Na brutal “ressaca” da revolta frustrada do 31 de Janeiro de 1891, de que resultou inúmeros mortos e estropiados entre os revoltosos, tendo que os melhores quadros republicanos sofrido pesadas humilhações entre o exílio (caso de Alves da Veiga, António Claro, Basílio Teles, Sampaio Bruno), a prisão e o degredo (João Chagas, Santos Cardoso, capitão Leitão, tenente Coelho e outros mais).

Santos Cardoso foi condenado, no conselho de guerra de Leixões a uma pena de prisão maior celular, por quatro anos, seguidos de degredo por oito. Pela amnistia de Fevereiro de 1893 regressou a Portugal e retomou o seu jornal, A Justiça Portugueza, agora fustigando os antigos correligionários.    

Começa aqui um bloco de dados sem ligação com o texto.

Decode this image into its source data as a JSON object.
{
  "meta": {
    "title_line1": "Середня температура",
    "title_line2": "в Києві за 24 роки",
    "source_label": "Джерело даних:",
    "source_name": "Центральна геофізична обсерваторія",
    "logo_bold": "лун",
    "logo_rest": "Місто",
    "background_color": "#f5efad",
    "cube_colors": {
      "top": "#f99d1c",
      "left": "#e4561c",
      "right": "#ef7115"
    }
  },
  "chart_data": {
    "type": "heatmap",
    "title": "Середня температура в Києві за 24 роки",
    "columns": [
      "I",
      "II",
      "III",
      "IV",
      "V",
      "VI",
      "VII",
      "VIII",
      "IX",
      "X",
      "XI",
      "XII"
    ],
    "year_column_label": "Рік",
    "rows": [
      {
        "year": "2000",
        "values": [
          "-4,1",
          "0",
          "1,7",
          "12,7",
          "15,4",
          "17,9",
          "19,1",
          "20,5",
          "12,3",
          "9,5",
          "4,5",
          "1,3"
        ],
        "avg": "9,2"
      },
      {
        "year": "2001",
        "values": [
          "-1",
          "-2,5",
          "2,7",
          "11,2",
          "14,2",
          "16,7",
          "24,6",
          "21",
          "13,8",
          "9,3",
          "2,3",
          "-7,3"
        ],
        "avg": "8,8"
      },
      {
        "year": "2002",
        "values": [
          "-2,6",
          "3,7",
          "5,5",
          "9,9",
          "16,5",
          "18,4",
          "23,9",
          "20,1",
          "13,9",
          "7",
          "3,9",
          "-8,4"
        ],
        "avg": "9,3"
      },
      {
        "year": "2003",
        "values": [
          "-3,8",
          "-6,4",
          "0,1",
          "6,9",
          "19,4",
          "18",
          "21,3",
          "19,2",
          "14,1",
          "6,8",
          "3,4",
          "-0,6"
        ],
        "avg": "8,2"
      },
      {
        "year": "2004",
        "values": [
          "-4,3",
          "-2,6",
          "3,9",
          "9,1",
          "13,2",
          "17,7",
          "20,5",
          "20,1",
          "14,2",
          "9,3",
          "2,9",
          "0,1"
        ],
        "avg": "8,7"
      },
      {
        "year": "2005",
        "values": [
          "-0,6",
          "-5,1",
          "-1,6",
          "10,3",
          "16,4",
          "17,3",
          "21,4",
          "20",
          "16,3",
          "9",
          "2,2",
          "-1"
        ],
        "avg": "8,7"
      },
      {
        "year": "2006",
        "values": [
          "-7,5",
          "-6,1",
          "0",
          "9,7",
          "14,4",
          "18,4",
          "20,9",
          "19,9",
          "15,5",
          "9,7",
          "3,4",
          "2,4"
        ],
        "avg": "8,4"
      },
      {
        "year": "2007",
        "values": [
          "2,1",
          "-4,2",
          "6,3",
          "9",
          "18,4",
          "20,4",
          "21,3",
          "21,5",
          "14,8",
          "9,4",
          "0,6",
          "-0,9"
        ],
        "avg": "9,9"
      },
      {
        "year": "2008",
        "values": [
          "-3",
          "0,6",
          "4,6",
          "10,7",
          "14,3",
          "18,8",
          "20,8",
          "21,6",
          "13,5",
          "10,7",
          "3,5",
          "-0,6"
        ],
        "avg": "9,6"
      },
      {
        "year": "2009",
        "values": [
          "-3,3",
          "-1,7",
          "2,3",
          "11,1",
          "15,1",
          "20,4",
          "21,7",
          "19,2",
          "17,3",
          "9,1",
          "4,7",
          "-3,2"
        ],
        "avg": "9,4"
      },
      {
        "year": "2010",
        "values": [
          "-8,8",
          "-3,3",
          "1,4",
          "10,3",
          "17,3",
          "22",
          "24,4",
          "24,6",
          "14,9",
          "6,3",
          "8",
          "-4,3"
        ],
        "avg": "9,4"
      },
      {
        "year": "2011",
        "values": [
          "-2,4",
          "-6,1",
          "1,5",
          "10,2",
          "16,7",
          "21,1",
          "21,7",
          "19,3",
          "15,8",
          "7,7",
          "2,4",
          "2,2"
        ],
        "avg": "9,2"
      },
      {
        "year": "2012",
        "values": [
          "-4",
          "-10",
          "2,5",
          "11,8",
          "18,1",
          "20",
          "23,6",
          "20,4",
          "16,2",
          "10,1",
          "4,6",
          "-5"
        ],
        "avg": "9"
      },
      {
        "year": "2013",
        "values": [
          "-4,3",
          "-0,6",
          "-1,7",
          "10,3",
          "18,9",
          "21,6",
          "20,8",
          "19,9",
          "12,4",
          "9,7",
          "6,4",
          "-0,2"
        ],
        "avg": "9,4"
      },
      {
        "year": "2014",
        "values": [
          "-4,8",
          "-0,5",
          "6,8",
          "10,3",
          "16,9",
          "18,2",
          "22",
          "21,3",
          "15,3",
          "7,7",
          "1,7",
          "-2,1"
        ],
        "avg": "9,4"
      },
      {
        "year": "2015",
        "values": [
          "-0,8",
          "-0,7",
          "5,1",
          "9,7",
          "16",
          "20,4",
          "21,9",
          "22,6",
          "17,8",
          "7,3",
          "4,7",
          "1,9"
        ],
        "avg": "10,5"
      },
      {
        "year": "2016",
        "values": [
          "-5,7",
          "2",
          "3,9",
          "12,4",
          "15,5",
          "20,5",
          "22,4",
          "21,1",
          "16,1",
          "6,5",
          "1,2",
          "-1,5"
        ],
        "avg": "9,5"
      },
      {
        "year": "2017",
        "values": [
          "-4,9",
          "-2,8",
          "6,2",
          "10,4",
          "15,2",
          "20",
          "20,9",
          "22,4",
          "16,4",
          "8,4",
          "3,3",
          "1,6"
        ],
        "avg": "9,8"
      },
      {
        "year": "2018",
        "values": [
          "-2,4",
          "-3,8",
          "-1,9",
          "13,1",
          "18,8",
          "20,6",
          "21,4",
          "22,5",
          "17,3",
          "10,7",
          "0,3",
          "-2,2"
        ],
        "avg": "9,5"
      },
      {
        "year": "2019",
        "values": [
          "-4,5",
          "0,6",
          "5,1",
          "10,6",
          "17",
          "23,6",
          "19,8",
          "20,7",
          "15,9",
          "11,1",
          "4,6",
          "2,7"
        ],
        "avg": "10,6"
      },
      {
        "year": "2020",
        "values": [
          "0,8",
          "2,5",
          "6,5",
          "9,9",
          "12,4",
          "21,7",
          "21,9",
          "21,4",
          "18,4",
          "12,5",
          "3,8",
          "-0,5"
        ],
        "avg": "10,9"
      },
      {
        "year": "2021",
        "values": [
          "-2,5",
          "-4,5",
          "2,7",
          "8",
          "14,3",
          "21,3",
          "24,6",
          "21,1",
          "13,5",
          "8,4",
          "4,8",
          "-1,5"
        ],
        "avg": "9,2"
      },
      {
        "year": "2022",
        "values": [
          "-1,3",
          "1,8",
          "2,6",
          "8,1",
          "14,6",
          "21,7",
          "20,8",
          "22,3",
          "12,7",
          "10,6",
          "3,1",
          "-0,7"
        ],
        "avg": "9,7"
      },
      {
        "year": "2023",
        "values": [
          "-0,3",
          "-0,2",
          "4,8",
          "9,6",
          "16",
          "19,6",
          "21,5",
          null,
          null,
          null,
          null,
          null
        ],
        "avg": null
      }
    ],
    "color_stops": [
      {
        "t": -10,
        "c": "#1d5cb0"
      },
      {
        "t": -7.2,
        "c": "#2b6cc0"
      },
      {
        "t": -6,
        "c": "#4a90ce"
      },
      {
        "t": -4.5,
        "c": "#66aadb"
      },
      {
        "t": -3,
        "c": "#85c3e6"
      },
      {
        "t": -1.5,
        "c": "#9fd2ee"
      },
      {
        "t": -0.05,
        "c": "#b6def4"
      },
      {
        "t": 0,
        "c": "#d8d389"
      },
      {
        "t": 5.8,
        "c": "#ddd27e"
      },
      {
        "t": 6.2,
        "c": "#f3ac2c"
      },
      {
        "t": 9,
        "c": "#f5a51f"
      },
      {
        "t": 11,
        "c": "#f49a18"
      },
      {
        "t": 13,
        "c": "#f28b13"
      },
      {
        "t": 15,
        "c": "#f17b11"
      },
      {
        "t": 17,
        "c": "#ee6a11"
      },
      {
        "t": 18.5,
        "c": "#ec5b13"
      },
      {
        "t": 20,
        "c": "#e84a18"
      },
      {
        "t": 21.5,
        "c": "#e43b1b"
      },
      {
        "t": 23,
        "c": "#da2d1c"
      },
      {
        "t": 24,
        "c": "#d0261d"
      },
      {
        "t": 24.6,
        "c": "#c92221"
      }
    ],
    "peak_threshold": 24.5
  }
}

Escreveu Santos Cardoso: “Verdades de Sangue, com dois juízos críticos pelos Exmos Snrs. Drs Alves da Veiga e Pedro Amorim Viana (tem o retrato do autor), Porto, Tip. Ocidental, 1877, p. 92; “Verdades de Sangue. Escândalo Bancário, história dos acontecimentos da crise monetária e bancária de 1875 a 1877. Porto, Tip. de Alexandre da Fonseca Vasconcelos, 1878, p. 128 [ um anunciado 3º volume, não saiu].

Henrique José dos Santos Cardoso viveu algum tempo em Lisboa, regressando ao Porto quando a doença o atingiu. Morreu em Vizela, a 5 de Agosto de 1899.

J.M.M.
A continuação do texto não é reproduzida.